If fact, the uglier things got against Ohio the more Barnes doubled down on himself. I do not know if I admire this trait or not, though, I lean toward admiration. He kept shooting—fade-away jumpers, driving runners, 3-pointers, crazy shots, easy shots, lots and lots of shots despite limited to almost zero success.

He airballed a 3-pointer at a critical juncture.

Nor were his shooting woes his biggest flaw. He had five turnovers, his biggest coming on the final play of regulation. The score was tied. Carolina was going for the win, and Ohio almost got it.

The play call was for Barnes was a clear out, get the clock down to six seconds or so then make a play.

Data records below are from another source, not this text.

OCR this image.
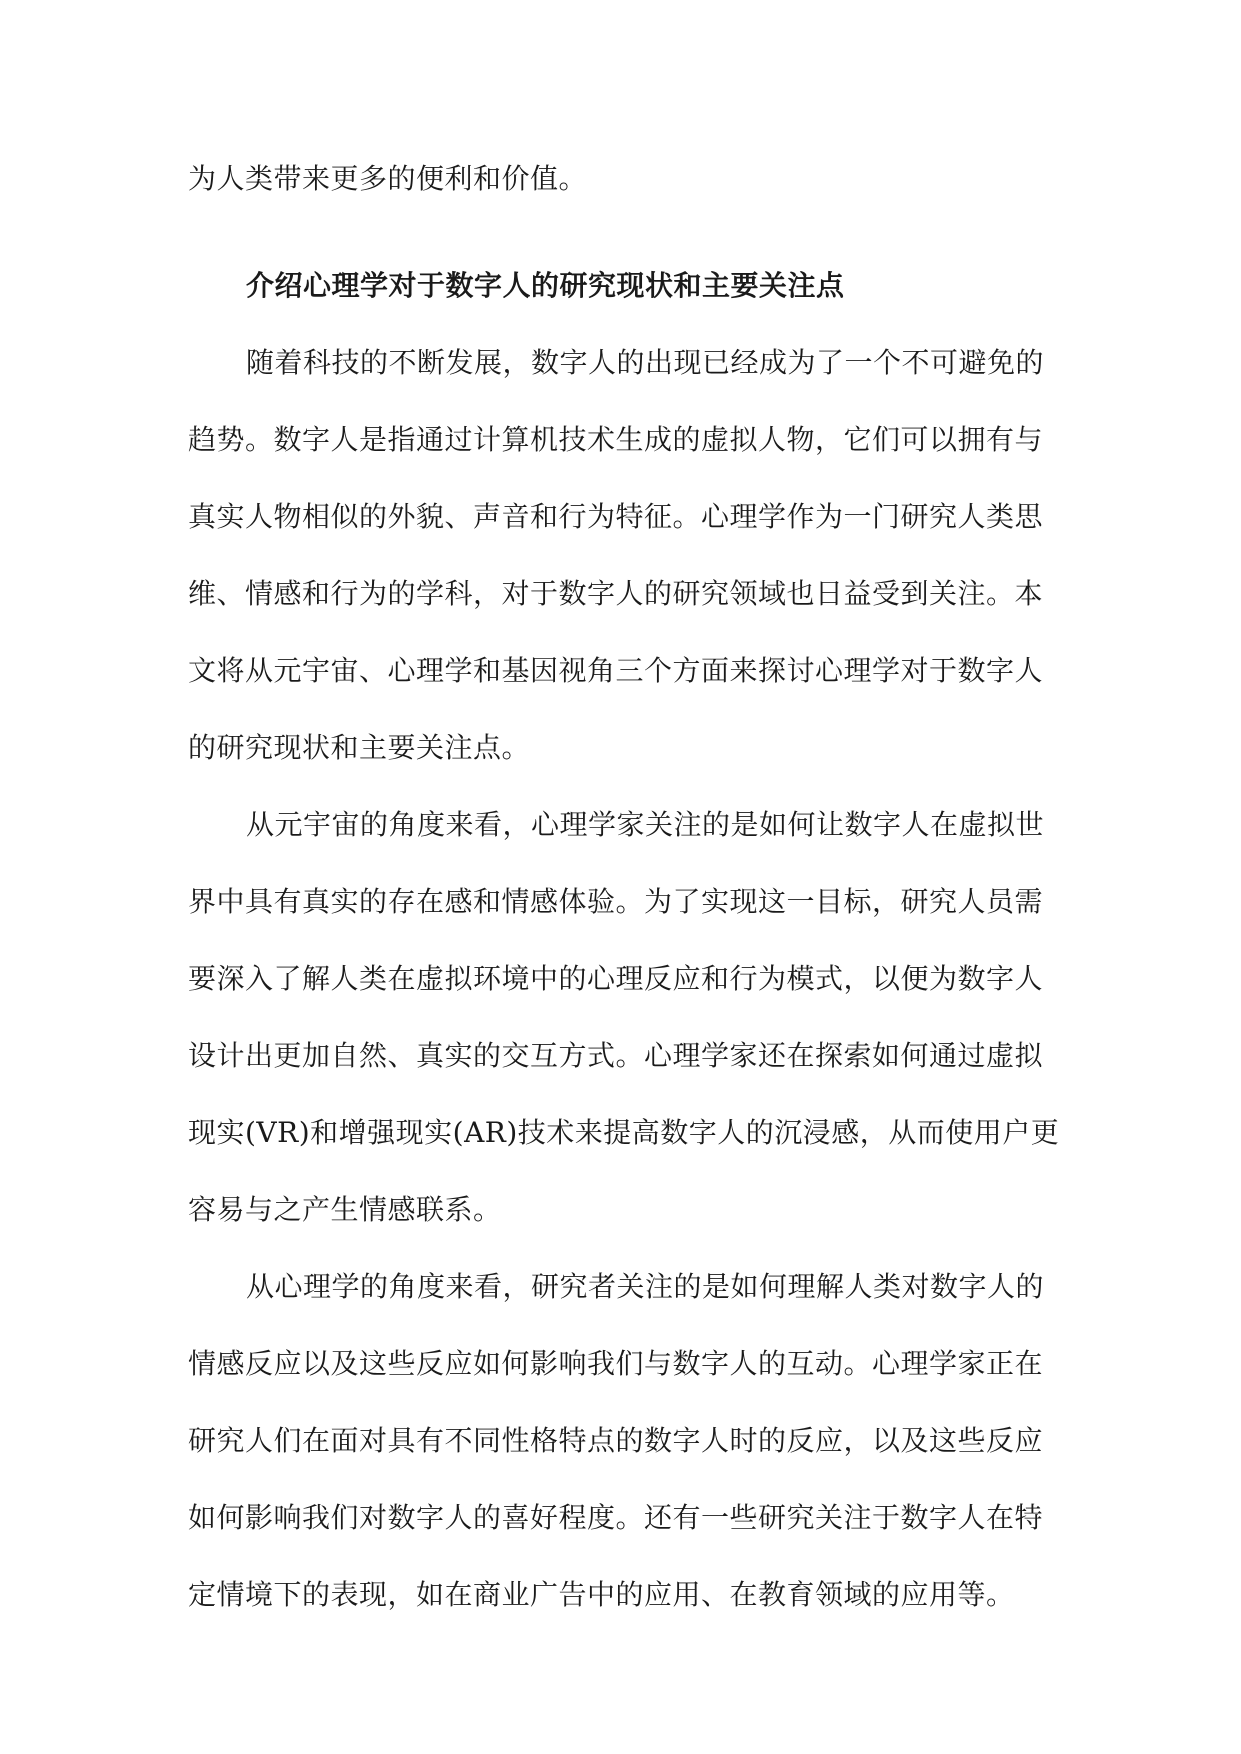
为人类带来更多的便利和价值。
介绍心理学对于数字人的研究现状和主要关注点
随着科技的不断发展，数字人的出现已经成为了一个不可避免的
趋势。数字人是指通过计算机技术生成的虚拟人物，它们可以拥有与
真实人物相似的外貌、声音和行为特征。心理学作为一门研究人类思
维、情感和行为的学科，对于数字人的研究领域也日益受到关注。本
文将从元宇宙、心理学和基因视角三个方面来探讨心理学对于数字人
的研究现状和主要关注点。
从元宇宙的角度来看，心理学家关注的是如何让数字人在虚拟世
界中具有真实的存在感和情感体验。为了实现这一目标，研究人员需
要深入了解人类在虚拟环境中的心理反应和行为模式，以便为数字人
设计出更加自然、真实的交互方式。心理学家还在探索如何通过虚拟
现实(VR)和增强现实(AR)技术来提高数字人的沉浸感，从而使用户更
容易与之产生情感联系。
从心理学的角度来看，研究者关注的是如何理解人类对数字人的
情感反应以及这些反应如何影响我们与数字人的互动。心理学家正在
研究人们在面对具有不同性格特点的数字人时的反应，以及这些反应
如何影响我们对数字人的喜好程度。还有一些研究关注于数字人在特
定情境下的表现，如在商业广告中的应用、在教育领域的应用等。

It was a disaster from the moment he started moving, the ball being knocked from his hands and into Bobcats guard D.J. Cooper’s. He just barely missed on a half-court heave for the win.

“He was 3 for 16, I think, and I was the one dumb enough to put the ball in the guy’s hands at the end of regulation,” Williams said, at his self-deprecating best, “because I felt like he could make a play.”

He was right. It was horribly dumb.

“If I had it to do over again, I’d put it in his hands again,” Williams said. “He is willing to try to make plays. Three for 16, and he’s still willing to try to make plays.”

Not everybody appreciates this about Barnes. Afterward, he was being called selfish and overrated, with former Kentucky great Rex Chapman tweeting he had no heart. His defenders were talking about his tattered confidence, how Williams has screwed him up and how coming to Carolina was a big mistake.

North Carolina seems to have a Harrison Barnes problem, unless of course you talk to Harrison Barnes.

I stood in front of this guy for 10 minutes in the post game locker room talking about his awful game and his mild redemption in overtime and why so many view him as a disappointment and how he views himself and mainly why even on his worst day he never stops shooting.

If he was crazy mad, he has an awesome poker face.

And if his confidence is in tatters, well, actually that is just simply not possible.

“I didn’t know numbers. Obviously, it was some terrible percentage,” he admitted, “but you got to make plays no matter. You got to keep playing.”

This seems really hard, what with confidence being such a big part of shooting and in a game when many players play scared, play not to screw up, play not to be a goat.

“For 99 percent of the basketball players, it is extremely hard,” Marshall said afterward. “When you have a player as special as him, you always believe that shot is going in and I think he feels the same way. Big-time players step up and make big-time plays in big-time games and that is what he did.”

I do not know if this is about Barnes being special or big-time. It seems more about how he is wired, which is not to get freaked out when things are going terribly wrong.

This makes him crucial on Sunday.

The chances of Marshall’s wrist being capable of playing seem small. He could barely clap on the bench Friday. “There was a couple of times when I got up and went to do it and I was like ‘Aaah, that kind of hurts,’” Marshall admitted. This is not to say he will not try, probably will, just that he is not likely to be a savior. And North Carolina has almost zero chance of beating Kansas and advancing to The Final Four if Marshall’s wrist stays injured and if the Tar Heels play like they did against Ohio and if Barnes is that embarrassingly awful yet again.

Yes, by all means, freak out.

Just know Harrison Barnes is not, and he believes that more everybody is waiting for is coming. Possibly Sunday. I tend to agree.